Mit der Idee des Wandels wirkliche Fächkräfte finden

In großen und kleinen Betrieben, in Handwerk und Verwaltung werden kompetente Mitarbeiterinnen und Mitarbeiter gesucht. Nicht selten spricht die Geschäftsleitung von „Fachkräften“, die dringend benötigt werden. Doch wer neue Mitglieder nur allein unter dem Gesichtspunkt der fachlichen Qualifikation sucht, begeht einen Denkfehler. Warum? Die gewünschten klugen Fachleute dürfen nicht nur versiert sein in ihrem beruflichen Können. Sie müssen auch in der Lage sein, die anstehenden Veränderungen der technischen und betrieblichen Abläufe zu kennen und mitzugestalten.
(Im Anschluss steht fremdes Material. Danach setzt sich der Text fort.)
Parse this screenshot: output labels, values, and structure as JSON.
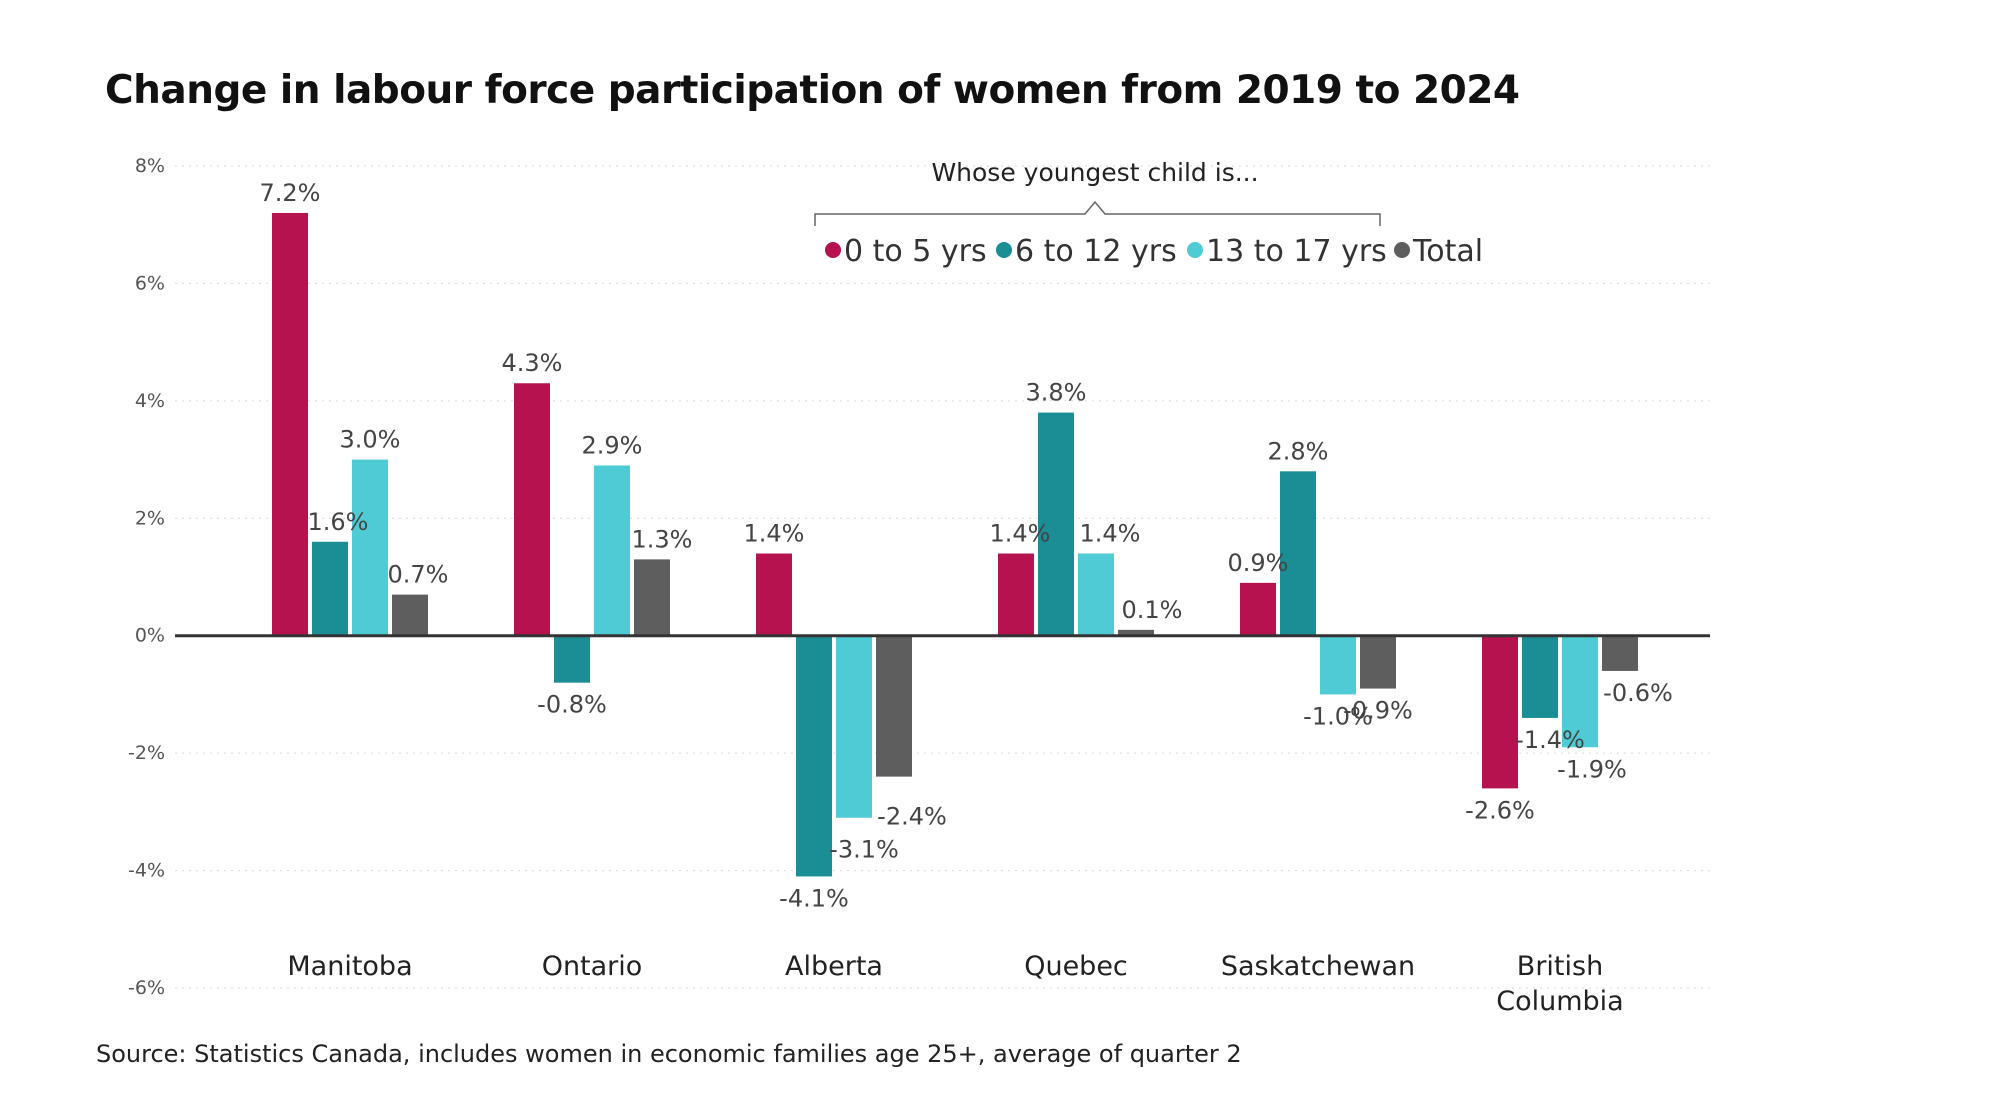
{
  "chart_data": {
    "type": "bar",
    "title": "Change in labour force participation of women from 2019 to 2024",
    "source": "Source: Statistics Canada, includes women in economic families age 25+, average of quarter 2",
    "legend_title": "Whose youngest child is...",
    "legend_position": "top-right",
    "categories": [
      [
        "Manitoba"
      ],
      [
        "Ontario"
      ],
      [
        "Alberta"
      ],
      [
        "Quebec"
      ],
      [
        "Saskatchewan"
      ],
      [
        "British",
        "Columbia"
      ]
    ],
    "series": [
      {
        "name": "0 to 5 yrs",
        "color": "#B5124F",
        "values": [
          7.2,
          4.3,
          1.4,
          1.4,
          0.9,
          -2.6
        ]
      },
      {
        "name": "6 to 12 yrs",
        "color": "#1A8D95",
        "values": [
          1.6,
          -0.8,
          -4.1,
          3.8,
          2.8,
          -1.4
        ]
      },
      {
        "name": "13 to 17 yrs",
        "color": "#4FCBD6",
        "values": [
          3.0,
          2.9,
          -3.1,
          1.4,
          -1.0,
          -1.9
        ]
      },
      {
        "name": "Total",
        "color": "#5E5E5E",
        "values": [
          0.7,
          1.3,
          -2.4,
          0.1,
          -0.9,
          -0.6
        ]
      }
    ],
    "ylim": [
      -6,
      8
    ],
    "yticks": [
      8,
      6,
      4,
      2,
      0,
      -2,
      -4,
      -6
    ],
    "ytick_suffix": "%",
    "grid": true,
    "xlabel": "",
    "ylabel": ""
  }
}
Wer als Führungskraft – etwa im Handwerk – Fachkräfte nur nach ihrem Fachportfolio einschätzt, investiert faktisch in die Vergangenheit, in die bisherige Wirkungsweise des Betriebes. Doch die Herausforderungen neuer Wertschöpfungsketten, neuer Globalisierungswirkungen und aktueller technischer Innovationen verlangen von Geschäftsleitung und Mitarbeiter-Team, den Wandel und Umbau der betrieblichen Prozesse neu zu denken.
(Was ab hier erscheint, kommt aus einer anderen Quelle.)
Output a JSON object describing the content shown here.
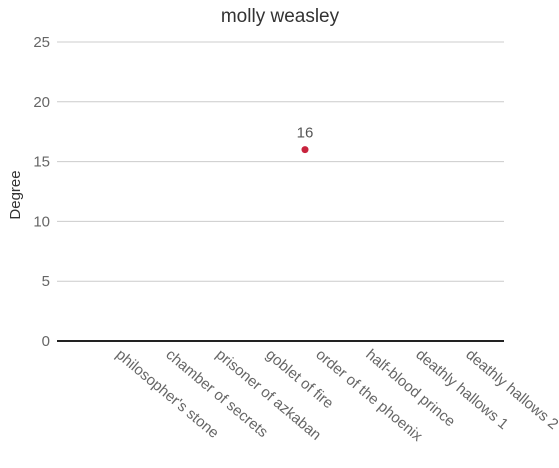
{
  "chart_data": {
    "type": "scatter",
    "title": "molly weasley",
    "xlabel": "",
    "ylabel": "Degree",
    "ylim": [
      0,
      25
    ],
    "yticks": [
      0,
      5,
      10,
      15,
      20,
      25
    ],
    "categories": [
      "philosopher's stone",
      "chamber of secrets",
      "prisoner of azkaban",
      "goblet of fire",
      "order of the phoenix",
      "half-blood prince",
      "deathly hallows 1",
      "deathly hallows 2"
    ],
    "series": [
      {
        "values": [
          null,
          null,
          null,
          null,
          16,
          null,
          null,
          null
        ],
        "color": "#c8233d"
      }
    ],
    "data_labels": true,
    "grid": true,
    "legend": "none"
  }
}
Notwendig sind Fachkräfte für den Wandel, die mehr sind als nur Kräfte, die auf Vorhandenes setzen. Zu den Schlüsselthemen der Renovierungen gehören im Besonderen die Chancen und Bedrohungen, die von neuen Plattform-Welten kommen.

In der Vergangenheit wanderten einzelne Produkte wie Bücher, Schuhe, Parfüm, Haushaltswaren oder ähnliches aus dem Fachgeschäft um die Ecke hinaus auf nationale oder internationale Verkaufsplattform. Dort kann die Einzelkundschaft bestellen. Die Wertschöpfung wandert aus der Region ab. Kommunale Gewerbesteuereinnahmen sinken, da betriebliche Umsätze vor Ort zurückgehen. Die Zahl der Beschäftigten sinkt.
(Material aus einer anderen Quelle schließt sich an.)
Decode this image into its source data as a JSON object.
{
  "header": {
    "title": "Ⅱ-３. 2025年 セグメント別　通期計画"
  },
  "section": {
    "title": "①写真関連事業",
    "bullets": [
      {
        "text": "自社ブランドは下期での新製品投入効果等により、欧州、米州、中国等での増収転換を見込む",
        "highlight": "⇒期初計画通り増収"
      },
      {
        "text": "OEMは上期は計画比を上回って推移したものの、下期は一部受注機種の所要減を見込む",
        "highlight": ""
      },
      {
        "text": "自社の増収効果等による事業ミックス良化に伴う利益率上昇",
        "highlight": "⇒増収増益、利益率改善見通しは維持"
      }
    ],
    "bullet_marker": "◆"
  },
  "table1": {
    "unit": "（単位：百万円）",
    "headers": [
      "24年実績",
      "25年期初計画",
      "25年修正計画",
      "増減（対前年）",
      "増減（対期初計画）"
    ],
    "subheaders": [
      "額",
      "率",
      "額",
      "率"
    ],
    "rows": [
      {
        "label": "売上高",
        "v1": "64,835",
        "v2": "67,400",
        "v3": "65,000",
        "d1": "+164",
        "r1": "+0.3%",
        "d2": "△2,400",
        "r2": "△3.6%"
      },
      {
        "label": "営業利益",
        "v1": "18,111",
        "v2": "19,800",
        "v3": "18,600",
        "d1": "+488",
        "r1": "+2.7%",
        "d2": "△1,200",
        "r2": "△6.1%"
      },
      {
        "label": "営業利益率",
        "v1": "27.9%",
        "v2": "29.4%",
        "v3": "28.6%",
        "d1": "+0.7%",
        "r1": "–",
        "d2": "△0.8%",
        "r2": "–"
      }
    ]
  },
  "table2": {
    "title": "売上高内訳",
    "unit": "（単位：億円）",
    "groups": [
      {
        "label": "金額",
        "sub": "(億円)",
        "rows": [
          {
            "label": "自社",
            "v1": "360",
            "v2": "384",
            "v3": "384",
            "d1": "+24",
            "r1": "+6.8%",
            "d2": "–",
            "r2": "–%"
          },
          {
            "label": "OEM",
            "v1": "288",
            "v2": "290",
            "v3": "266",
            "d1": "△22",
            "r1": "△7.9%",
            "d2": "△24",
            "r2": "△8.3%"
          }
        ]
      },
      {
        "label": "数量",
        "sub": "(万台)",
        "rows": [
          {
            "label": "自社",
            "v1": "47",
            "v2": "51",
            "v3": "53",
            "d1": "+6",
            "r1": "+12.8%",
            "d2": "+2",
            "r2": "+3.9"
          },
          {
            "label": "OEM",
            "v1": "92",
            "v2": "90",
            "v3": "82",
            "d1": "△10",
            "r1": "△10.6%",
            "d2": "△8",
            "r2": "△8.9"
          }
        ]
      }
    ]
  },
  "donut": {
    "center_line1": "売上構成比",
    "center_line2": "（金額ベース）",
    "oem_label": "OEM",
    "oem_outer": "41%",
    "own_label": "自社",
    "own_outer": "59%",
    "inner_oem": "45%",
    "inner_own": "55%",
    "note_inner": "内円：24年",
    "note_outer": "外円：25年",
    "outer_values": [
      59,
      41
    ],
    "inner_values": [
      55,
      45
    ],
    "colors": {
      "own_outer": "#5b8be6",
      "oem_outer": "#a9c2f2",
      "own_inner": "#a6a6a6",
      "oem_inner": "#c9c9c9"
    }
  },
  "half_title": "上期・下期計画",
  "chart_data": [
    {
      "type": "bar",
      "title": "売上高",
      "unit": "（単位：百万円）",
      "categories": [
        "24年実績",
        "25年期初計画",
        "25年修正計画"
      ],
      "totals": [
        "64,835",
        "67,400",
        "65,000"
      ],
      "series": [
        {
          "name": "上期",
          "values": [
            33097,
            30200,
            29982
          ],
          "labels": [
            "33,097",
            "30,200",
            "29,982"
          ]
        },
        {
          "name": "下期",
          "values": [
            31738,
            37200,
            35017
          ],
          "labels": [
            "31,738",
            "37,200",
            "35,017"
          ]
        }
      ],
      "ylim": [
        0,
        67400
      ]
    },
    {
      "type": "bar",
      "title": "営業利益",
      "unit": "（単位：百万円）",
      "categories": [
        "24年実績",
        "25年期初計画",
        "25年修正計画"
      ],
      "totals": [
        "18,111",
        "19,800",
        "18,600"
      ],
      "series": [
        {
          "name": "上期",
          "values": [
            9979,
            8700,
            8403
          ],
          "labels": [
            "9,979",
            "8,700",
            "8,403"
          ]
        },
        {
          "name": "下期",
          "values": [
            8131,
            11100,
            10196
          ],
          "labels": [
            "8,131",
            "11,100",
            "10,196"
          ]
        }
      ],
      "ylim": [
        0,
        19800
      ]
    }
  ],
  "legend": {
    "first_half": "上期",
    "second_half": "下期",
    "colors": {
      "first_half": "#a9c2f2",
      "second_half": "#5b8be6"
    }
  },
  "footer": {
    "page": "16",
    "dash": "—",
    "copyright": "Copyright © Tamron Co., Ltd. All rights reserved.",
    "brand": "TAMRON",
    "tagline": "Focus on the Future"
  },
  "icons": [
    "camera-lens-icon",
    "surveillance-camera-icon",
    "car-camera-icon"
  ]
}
Ein vergleichbarer Prozess ist nun für die Verschiebung von Dienstleistungen hinein in digitale Plattformen zu erwarten. Damit werden Geschäfts- und Arbeitsprozesse zwischen Betrieb und Kundschaft, zwischen Betrieb und Betrieb, zwischen Betrieb und Lieferant, zwischen Betrieb und öffentlicher Verwaltung neu austariert. Wer in diesem tatsächlichen „Transformationsprozess“ nicht aufpasst, verliert seine Kundschaft an ferne Plattformen und an große Billig-Player, die vorgeben, fachlich verlässlich zu sein. Die zu suchenden neuen Köpfe, die erwünschten „Fachkräfte“ müssen diesen Vorgang des Wandels verstehen und mitbeeinflussen können. Es gilt, die Wertschöpfung des Handwerks und der Kleinbetriebe wie der kleinen Mittelständler am Standort zu halten.

Die Bedrohung kommt nicht primär von der Digitalisierung. Die Bedrohung kommt vom unzureichenden Verständnis der Plattformpotenziale und vom fehlenden Mut, sich mit der den notwendigen Umsatz sichernden Regionalisierung von Wertschöpfung intensiv zu befassen. Erforderlich ist ein mehrseitiger Dialog über praktische Gestaltungsschritte hin zu einer „vorausschauenden Regionalisierung“ (Schröter, BMAS-Projekt DigiGAAB) handwerklicher Wertschöpfungen auf der Basis neuester digitaler Möglichkeiten.